Stadtbezirksreform: Politische Geisterfahrt der SPD

DIE LINKE distanziert sich vom Vorschlag des SPD-Fraktionsvorsitzenden Ernst Prüsse zusätzlich zu den Stadtbezirken Huckarde und Eving noch weitere Stadtbezirke aufzulösen. Vor der Ratsentscheidung im November hatten SPD und DIE LINKE noch gemeinsam vor dem Rathaus gegen die Auflösung der Stadtbezirke und der Verwaltungsstellen demonstriert.

„Es zeigt sich, dass mit der SPD in ihrem jetzigen Zustand die Auflösung von Huckarde und Eving nicht zu verhindern ist. Es geht Herrn Prüsse nicht darum die Stadtbezirke und Bezirksverwaltungsstellen zu bewahren, wie bisher immer behauptet wurde, sondern der SPD-Fraktion wird einfach noch nicht genug plattgemacht. Damit würde sowohl die Bürgernähe der Verwaltung als auch die Möglichkeiten der politischen Beteiligung für die Menschen vor Ort dramatisch verschlechtert. Von einer solchen Politshow, die die BürgerInnen in den betroffenen Stadtbezirken salopp ausgedrückt regelrecht verarscht, distanzieren wir uns ausdrücklich,“ kommentiert Fraktionssprecher Utz Kowalewski.

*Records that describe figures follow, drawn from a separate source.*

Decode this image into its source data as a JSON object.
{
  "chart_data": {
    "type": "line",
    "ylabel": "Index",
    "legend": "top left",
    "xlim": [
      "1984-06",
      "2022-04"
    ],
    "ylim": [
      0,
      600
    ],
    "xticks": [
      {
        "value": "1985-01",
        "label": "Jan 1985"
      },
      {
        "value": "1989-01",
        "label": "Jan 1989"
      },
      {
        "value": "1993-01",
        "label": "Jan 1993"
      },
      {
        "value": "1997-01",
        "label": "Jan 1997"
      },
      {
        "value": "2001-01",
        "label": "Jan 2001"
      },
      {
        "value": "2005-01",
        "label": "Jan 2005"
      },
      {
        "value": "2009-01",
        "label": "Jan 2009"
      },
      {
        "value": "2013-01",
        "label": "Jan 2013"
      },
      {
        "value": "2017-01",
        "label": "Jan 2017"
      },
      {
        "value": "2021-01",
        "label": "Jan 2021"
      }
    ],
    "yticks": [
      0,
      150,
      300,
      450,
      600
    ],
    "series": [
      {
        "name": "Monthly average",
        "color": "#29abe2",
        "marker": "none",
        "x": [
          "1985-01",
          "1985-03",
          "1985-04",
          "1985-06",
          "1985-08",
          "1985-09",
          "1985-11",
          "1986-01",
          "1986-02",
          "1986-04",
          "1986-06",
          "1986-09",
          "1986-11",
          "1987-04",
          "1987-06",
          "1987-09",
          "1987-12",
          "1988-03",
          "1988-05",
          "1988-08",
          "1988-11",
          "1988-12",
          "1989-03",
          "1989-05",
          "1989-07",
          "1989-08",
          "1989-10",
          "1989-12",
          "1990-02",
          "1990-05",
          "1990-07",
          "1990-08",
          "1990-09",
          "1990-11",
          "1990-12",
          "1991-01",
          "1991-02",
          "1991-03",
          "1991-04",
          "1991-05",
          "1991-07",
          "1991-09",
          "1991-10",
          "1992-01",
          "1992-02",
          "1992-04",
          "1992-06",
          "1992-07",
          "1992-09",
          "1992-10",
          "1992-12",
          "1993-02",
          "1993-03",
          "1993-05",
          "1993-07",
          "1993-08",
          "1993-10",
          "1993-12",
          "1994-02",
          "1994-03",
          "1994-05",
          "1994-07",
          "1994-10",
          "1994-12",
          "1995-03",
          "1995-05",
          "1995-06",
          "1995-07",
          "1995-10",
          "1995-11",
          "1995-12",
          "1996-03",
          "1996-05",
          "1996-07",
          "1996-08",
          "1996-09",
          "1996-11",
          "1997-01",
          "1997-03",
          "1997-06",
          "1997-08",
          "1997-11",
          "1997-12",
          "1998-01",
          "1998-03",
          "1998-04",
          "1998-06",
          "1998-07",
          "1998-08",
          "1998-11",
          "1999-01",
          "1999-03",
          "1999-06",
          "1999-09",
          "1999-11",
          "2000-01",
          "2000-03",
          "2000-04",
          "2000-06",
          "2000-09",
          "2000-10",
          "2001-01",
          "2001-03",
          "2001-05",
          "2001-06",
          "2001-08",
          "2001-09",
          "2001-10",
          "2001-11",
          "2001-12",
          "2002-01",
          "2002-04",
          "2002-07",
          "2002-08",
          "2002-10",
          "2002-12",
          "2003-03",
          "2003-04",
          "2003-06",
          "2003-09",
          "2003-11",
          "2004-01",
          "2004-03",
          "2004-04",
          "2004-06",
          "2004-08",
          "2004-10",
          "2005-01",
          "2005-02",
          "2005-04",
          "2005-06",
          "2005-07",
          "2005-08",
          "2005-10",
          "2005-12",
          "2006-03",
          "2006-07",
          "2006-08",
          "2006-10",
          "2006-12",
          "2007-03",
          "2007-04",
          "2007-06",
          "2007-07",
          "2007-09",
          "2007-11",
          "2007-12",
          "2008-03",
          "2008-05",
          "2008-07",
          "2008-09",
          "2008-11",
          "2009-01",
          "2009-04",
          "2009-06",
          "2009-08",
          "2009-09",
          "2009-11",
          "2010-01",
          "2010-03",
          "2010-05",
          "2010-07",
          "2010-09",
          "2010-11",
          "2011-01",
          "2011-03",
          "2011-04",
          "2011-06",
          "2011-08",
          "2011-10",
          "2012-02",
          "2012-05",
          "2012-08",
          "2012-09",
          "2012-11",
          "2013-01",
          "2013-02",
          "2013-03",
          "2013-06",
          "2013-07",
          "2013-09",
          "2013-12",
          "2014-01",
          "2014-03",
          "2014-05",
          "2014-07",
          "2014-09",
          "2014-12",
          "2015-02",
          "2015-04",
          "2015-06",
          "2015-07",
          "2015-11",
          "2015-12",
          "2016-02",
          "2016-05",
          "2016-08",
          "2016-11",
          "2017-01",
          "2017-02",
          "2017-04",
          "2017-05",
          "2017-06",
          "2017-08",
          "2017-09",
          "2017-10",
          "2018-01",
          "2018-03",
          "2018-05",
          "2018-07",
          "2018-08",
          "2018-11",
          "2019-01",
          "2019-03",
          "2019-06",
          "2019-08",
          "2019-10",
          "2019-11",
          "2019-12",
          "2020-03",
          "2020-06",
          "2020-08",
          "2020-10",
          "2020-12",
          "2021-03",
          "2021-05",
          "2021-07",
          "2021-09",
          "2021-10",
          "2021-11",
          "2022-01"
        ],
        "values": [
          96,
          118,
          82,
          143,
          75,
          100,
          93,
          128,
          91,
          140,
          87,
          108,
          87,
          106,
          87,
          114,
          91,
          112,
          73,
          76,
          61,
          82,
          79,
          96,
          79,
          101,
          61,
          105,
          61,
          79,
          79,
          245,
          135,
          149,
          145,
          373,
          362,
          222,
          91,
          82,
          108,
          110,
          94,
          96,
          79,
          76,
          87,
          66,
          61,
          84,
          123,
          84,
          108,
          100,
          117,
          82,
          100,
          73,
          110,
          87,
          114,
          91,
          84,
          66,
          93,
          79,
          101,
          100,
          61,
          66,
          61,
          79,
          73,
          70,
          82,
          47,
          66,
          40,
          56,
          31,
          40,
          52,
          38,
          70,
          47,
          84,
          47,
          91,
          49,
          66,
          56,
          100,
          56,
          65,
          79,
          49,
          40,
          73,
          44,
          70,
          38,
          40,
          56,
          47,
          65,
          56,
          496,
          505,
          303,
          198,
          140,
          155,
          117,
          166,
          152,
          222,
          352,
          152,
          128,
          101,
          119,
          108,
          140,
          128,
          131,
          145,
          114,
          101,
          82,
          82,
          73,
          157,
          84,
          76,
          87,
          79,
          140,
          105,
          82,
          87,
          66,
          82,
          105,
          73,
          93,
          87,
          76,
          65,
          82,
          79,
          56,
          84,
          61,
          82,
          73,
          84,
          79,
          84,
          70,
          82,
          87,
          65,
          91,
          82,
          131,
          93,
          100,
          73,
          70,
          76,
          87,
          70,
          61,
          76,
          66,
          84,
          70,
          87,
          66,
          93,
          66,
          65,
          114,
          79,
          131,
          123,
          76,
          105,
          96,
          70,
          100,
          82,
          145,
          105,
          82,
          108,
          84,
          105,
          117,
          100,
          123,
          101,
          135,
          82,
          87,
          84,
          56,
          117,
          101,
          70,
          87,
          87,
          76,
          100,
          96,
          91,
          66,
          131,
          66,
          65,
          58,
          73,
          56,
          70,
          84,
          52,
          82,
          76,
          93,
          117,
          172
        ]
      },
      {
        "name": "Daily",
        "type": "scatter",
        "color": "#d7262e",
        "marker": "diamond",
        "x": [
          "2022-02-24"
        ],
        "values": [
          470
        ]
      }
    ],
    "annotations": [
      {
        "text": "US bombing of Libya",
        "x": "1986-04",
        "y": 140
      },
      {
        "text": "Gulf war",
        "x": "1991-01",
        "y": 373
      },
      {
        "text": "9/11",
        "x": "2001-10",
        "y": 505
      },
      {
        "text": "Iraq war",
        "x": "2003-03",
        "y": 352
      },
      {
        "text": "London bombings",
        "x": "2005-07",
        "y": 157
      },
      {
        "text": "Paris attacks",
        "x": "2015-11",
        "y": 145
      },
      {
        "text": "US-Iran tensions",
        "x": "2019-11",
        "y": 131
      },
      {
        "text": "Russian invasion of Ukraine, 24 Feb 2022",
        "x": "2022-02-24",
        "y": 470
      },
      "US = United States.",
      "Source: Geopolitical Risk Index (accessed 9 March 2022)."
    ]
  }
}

DIE LINKE hofft nun auf eine rasche Abweisung der SPD-Beschwerden vor dem BVG und baldige Wiederholungswahlen. „Die einzige Chance für die Bürger in den betroffenen Stadtbezirken ist es DIE LINKE so stark zu machen, dass der politische Preis für Jamaika und die Prüsse-SPD unbezahlbar wird“, so Kowalewski.